Kingliker =link= ✧ 〈REAL〉

Post A ended with 47 likes. Post B ended with 18,403 likes.

And somewhere in the digital noise, the real king—the quiet, lonely person who liked a weird little poem before anyone else—gets buried under the avalanche of followers who arrived too late to lead, but just in time to bow.

His nickname, coined by the satirical magazine Punch in 1926, was cruel but precise: "The Kingliker—a man whose taste is not his own, but the echo of a throne." kingliker

For decades, "kingliker" was a dusty insult for social climbers and pretentious art buyers. Then, in 2009, the word woke up.

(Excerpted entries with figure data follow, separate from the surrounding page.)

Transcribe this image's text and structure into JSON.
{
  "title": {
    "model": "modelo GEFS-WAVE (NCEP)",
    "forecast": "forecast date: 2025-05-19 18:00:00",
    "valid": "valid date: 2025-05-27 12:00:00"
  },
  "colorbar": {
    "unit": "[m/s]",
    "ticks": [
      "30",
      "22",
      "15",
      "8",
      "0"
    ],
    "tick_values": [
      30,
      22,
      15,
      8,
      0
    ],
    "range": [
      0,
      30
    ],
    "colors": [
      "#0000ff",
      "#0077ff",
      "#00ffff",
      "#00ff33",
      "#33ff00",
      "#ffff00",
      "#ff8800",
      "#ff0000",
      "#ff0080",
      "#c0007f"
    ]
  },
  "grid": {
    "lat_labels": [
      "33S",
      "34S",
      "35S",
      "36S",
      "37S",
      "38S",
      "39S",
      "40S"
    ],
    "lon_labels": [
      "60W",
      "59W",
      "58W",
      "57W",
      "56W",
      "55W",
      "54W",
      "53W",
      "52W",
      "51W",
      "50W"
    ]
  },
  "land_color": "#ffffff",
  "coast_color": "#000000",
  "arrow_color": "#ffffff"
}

Reggie Poole died penniless in 1941, his manor stuffed with second-rate manuscripts no one else wanted. But his ghost now lives in every notification, every trending tab, every moment we mistake the crowd's applause for our own voice. Post A ended with 47 likes

The term originated in the 1920s with a wealthy but insecure London collector named Reginald "Reggie" Poole. Reggie had a peculiar habit. Whenever a renowned scholar or a rival aristocrat praised a specific illuminated manuscript—say, the Tickhill Psalter —Reggie would immediately purchase a similar, often inferior, copy and loudly declare it his "lifetime treasure." He didn't seek the best; he sought the liked . He wanted what the king wanted.

The saddest part? There is no king. There never was. Just a long line of people, each one looking over the shoulder of the person in front, liking what they like, so they don't have to decide for themselves. His nickname, coined by the satirical magazine Punch

Maya called her boss, panicked. "We're not connecting people," she said. "We're building a machine that punishes the first person to like something. The only safe like is the millionth like."